I’m quite new to Julia programming, and I’m looking for a better way to parallelize the execution of a for loop. Basically, the logic I have in the following code needs to be executed in parallel.
data = []
for point in points
features_api = get_data_from_api(point)
features_db = get_data_from_db(point)
push!(data, [features_api, features_db])
end
When I looked for options, I saw that there are different ways to achieve this, such as @threads, @spawn, etc. However, it seems like these are not parallel but rather concurrent utilities.

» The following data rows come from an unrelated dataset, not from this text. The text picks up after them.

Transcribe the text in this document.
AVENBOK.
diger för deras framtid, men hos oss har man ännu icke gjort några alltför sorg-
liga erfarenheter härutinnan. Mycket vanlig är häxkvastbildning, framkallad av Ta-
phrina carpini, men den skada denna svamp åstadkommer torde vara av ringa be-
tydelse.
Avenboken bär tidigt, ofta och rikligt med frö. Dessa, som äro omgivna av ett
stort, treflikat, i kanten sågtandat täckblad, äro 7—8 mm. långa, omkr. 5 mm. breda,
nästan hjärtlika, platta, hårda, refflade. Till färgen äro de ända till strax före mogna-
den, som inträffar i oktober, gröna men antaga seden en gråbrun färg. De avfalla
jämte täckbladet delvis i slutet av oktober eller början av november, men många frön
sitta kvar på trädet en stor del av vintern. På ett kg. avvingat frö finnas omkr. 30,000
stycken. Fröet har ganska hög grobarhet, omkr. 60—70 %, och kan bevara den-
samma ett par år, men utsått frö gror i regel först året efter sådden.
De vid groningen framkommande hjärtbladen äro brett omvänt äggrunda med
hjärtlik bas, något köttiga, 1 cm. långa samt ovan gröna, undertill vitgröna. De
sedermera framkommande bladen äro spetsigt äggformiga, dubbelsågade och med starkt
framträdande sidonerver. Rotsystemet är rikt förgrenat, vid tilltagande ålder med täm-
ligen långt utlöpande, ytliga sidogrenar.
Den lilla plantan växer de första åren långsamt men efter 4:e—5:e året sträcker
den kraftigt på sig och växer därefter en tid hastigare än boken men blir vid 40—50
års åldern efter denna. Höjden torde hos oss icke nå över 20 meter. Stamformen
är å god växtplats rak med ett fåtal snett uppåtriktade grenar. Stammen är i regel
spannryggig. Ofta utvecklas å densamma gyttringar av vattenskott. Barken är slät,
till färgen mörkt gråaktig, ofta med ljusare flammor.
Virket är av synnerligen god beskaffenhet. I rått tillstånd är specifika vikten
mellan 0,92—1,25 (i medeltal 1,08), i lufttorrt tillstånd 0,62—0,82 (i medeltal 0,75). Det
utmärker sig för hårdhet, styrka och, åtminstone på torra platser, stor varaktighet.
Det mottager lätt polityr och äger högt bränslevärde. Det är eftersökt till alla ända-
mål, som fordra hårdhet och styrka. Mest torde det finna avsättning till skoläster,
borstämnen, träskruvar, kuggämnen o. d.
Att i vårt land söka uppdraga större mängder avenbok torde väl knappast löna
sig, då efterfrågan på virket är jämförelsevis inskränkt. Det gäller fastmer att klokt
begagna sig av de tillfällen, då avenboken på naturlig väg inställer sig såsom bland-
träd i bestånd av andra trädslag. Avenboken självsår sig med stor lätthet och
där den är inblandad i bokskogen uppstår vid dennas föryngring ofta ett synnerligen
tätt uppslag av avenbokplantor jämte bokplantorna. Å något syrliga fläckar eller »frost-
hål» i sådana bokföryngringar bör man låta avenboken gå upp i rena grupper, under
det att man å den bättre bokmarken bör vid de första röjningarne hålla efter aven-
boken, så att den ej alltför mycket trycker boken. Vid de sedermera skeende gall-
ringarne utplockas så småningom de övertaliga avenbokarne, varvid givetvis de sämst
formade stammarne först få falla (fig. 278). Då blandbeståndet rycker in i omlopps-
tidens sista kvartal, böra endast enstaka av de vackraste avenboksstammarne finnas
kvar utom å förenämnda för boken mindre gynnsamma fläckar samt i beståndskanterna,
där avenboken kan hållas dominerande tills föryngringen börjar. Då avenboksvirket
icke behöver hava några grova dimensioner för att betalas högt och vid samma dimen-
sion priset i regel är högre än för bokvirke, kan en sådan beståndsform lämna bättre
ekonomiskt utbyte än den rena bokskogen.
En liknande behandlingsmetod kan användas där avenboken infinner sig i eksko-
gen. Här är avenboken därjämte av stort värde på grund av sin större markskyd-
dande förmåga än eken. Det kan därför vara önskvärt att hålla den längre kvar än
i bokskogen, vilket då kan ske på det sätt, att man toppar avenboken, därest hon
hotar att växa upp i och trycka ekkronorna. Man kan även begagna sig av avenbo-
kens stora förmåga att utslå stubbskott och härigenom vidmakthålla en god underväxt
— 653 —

My expectation is to utilize all the cores in the CPU to run each iteration in parallel. Any thoughts are welcome.
data = []
for point in points
do_task_in_parallel()
end
// Wail all tasks to be finished
I don’t understand the distinction you are making?
The julia manual adopts a certain nonstandard terminology, where “concurrent” means many cpu-threads living inside the same julia process / address space, and “parallel” means many cpu-threads that each live in separate processes (optionally: on different nodes of a cluster), and “async” means that somebody else can run while a julia Task waits on IO (“cooperative multi-tasking”).
============
Critical question is how expensive your tasks (get_data_from_api, get_data_from_db) are, how many you have and how uniform their costs are.
If you need to parallelize cheap tasks, then you need to bunch them together into fewer larger ones, because of synchronization overhead. If your tasks are already largish, then you can create concurrent julia Tasks for them immediately.
If you have many many tasks, most of which are super cheap, but most of the time is taken by few expensive ones, and you don’t know which are the bad tasks, then you need a fancy work-stealing scheduler and are in for a world of pain.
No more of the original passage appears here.